The difference between originality and authenticity

"Stolen" Sculpture
Advice from Jim Jarmusch as quoted in MovieMaker Magazine #53:
Nothing is original.

Steal from anywhere that resonates with inspiration or fuels your imagination.

Devour old films, new films, music, books, paintings, photographs, poems, dreams, random conversations, architecture, bridges, street signs, trees, clouds, bodies of water, light and shadows.

Select only things to steal from that speak directly to your soul.

If you do this, your work (and theft) will be authentic.

Authenticity is invaluable; originality is non-existent.
And don’t bother concealing your thievery - celebrate it if you feel like it. In any case, always remember what Jean-Luc Godard said:

“It’s not where you take things from - it’s where you take them to."
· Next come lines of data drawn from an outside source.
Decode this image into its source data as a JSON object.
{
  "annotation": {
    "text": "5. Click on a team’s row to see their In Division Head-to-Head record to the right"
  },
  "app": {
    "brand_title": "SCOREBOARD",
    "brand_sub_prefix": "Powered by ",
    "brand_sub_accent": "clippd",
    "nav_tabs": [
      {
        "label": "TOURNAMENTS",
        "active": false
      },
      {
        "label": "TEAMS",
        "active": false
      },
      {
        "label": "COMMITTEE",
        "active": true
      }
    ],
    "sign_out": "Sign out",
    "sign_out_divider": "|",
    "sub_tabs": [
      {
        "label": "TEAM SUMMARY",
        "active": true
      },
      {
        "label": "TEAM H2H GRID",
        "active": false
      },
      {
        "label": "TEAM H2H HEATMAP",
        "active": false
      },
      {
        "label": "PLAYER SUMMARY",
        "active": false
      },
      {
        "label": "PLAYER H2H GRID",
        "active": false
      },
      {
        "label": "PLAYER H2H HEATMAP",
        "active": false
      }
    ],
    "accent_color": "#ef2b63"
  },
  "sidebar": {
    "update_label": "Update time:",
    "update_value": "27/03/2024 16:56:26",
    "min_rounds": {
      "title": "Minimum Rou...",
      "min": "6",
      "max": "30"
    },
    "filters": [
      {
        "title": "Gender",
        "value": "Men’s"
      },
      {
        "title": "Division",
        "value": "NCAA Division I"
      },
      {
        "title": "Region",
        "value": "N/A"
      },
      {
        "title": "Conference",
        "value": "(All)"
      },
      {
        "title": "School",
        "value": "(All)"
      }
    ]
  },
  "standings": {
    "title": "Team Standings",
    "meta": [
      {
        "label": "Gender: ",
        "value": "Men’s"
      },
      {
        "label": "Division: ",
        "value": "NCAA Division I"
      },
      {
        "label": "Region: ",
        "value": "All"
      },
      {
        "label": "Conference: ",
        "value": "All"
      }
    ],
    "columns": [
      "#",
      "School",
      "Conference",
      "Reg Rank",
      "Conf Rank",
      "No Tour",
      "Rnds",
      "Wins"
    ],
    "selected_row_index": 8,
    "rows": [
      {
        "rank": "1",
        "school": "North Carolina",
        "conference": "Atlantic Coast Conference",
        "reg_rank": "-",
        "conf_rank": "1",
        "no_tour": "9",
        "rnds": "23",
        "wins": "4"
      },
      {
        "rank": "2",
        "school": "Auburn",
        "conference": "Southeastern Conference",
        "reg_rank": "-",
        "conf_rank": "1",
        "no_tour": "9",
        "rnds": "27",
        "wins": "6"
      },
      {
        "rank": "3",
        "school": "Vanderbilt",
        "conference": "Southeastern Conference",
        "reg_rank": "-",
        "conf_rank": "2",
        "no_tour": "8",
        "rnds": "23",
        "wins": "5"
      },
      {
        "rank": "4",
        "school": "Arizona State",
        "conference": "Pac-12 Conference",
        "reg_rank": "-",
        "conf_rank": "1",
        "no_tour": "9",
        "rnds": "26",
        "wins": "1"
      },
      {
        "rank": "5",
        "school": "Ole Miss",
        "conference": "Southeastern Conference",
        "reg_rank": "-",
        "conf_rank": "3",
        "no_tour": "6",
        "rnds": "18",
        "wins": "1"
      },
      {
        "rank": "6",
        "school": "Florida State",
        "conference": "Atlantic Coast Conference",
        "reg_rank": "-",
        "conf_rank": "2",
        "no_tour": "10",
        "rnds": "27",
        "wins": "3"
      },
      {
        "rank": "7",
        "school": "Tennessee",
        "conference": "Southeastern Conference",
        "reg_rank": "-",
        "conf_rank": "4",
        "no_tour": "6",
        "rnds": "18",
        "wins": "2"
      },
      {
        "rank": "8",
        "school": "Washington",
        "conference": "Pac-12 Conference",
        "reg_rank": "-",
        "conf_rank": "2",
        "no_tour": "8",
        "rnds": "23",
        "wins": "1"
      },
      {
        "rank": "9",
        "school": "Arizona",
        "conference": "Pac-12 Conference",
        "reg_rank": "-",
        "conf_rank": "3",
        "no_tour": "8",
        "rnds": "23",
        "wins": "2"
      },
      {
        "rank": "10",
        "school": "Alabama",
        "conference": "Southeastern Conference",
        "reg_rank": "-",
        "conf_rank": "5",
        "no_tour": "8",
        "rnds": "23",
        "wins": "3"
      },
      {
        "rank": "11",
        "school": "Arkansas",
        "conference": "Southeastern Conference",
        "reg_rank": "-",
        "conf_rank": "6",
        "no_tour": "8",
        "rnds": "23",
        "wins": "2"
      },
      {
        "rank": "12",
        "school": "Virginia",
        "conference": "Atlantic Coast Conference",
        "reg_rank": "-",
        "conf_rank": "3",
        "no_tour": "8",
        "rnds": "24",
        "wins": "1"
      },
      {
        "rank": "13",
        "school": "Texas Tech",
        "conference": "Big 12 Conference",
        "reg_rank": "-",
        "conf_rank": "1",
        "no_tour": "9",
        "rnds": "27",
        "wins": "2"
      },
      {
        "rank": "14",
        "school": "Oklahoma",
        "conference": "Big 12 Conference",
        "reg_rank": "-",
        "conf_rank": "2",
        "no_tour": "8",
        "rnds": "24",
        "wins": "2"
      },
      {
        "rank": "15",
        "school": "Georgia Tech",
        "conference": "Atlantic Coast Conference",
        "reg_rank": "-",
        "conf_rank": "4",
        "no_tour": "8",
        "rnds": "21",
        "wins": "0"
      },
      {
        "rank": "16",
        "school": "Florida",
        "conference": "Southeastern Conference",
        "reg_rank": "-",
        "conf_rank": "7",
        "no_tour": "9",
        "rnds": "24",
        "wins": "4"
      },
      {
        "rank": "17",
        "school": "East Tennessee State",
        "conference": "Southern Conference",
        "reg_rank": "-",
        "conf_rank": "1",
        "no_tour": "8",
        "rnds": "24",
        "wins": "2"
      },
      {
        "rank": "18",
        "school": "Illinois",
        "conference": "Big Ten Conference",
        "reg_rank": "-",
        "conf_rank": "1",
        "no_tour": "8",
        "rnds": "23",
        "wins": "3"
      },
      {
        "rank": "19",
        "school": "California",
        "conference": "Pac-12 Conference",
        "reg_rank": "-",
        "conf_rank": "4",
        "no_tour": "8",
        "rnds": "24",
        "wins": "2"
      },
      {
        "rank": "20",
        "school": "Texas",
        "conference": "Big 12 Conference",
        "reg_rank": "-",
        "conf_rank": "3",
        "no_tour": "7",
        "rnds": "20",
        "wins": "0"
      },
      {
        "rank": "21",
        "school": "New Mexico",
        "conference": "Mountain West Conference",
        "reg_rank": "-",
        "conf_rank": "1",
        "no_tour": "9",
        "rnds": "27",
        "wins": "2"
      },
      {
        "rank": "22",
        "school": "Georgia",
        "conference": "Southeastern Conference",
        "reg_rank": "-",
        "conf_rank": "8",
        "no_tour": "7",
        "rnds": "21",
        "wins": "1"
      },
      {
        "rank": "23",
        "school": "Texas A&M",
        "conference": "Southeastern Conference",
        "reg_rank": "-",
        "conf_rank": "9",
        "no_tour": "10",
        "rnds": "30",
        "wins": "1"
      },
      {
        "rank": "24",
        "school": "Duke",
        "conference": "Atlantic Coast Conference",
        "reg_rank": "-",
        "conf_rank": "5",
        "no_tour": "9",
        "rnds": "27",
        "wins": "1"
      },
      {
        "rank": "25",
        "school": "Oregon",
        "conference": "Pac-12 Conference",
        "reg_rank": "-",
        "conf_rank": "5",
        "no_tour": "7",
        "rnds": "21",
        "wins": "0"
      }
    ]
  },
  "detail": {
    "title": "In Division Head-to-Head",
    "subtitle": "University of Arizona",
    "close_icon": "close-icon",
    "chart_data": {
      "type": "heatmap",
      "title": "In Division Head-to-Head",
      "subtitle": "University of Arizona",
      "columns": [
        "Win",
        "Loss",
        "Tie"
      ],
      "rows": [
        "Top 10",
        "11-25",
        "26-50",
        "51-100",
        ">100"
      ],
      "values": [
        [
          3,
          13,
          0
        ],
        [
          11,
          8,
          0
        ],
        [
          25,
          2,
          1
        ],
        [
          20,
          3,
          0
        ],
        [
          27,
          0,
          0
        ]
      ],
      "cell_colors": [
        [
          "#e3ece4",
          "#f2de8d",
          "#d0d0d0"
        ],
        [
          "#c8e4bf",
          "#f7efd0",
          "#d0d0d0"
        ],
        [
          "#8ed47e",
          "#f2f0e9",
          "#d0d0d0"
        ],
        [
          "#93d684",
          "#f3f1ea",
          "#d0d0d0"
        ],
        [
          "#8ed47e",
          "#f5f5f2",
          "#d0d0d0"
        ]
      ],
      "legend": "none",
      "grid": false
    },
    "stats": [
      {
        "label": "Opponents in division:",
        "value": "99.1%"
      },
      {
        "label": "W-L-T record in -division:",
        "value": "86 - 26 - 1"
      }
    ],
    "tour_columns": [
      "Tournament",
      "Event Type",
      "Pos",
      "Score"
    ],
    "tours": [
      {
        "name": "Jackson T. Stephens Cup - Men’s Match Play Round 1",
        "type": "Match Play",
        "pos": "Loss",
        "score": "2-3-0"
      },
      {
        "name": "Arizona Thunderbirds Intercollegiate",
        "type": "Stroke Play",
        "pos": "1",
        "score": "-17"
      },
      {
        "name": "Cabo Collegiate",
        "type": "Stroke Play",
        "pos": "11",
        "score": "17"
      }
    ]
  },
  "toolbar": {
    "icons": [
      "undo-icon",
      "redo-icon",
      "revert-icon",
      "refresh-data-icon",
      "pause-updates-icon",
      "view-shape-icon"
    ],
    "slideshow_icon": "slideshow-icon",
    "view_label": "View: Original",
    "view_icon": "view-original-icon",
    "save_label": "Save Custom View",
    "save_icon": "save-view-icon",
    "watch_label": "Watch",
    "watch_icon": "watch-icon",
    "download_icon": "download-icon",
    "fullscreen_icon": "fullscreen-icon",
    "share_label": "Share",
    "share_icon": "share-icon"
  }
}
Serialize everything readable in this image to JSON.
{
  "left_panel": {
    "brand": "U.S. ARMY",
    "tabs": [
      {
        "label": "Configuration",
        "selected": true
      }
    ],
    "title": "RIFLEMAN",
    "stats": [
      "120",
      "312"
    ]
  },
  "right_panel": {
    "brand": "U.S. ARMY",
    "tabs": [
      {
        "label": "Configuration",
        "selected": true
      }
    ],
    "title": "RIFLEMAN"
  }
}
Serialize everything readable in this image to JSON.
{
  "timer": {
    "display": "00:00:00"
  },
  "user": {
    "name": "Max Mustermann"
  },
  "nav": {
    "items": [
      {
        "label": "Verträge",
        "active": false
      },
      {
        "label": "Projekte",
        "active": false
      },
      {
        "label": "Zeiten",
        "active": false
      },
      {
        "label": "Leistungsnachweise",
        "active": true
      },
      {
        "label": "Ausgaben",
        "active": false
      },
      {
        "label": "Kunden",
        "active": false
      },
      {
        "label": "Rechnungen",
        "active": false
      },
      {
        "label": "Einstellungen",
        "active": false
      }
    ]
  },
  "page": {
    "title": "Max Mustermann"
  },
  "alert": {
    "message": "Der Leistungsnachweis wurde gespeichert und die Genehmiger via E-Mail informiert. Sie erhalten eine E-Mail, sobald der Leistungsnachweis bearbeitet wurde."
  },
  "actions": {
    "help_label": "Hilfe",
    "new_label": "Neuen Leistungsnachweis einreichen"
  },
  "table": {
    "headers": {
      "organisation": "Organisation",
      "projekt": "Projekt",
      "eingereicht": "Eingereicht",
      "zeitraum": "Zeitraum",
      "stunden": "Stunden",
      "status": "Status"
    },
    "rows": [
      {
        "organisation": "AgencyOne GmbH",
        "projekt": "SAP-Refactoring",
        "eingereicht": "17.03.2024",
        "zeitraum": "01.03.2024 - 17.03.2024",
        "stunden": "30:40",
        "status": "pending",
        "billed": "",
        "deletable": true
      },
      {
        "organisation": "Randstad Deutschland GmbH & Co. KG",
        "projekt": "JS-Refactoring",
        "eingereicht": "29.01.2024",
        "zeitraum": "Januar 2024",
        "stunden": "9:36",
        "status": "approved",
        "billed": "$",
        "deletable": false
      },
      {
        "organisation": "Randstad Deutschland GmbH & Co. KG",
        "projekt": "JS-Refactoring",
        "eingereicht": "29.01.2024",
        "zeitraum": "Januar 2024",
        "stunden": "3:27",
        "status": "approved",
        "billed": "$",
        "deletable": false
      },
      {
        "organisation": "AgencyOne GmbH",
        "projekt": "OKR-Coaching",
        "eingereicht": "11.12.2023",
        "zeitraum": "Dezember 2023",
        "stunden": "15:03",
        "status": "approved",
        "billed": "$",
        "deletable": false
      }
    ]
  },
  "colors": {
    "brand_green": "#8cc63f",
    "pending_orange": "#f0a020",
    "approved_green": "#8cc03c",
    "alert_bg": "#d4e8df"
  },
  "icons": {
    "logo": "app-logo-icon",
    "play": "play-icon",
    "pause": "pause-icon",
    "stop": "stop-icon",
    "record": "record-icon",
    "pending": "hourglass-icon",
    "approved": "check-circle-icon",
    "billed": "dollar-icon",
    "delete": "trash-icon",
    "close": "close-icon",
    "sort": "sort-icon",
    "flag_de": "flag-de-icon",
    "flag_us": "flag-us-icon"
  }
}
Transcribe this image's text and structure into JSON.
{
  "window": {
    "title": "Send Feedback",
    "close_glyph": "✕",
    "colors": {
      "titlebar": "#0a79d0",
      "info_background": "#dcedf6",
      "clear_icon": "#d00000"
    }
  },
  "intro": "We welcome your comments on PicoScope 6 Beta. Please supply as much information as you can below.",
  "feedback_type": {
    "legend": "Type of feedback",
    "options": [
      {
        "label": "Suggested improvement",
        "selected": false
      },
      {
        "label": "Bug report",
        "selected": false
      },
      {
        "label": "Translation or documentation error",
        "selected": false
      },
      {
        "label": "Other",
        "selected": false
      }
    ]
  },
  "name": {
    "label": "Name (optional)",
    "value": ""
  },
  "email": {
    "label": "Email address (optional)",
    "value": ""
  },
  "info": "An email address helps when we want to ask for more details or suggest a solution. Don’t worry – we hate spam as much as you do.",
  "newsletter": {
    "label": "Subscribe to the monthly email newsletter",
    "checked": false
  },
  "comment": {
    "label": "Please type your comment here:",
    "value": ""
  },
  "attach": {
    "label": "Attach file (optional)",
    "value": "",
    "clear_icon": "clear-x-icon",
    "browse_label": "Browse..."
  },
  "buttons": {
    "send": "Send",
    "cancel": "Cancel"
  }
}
—  Jim Jarmusch, quoted in MovieMaker Magazine #53
The sculpture above captured my imagination in San Miguel de Allende. Here's where it went months later ... with the help of a friend's face, a high-desert tree and a handful of other effects:

Day 9/100


  1. I agree about authenticity, but I would credit the original with the artist's name, and would dispense with the concepts of stealing/thievery/concealment altogether.

  2. I agree on the credit although sometimes it isn't available as in the sculpture I found in SMA. I always look for it though. I think the "stealing" idea is merely a device ... a way of saying it's really not stealing if you authentically make it your own. Shakespeare coined a bucket load of words but we don't credit him whenever we use one.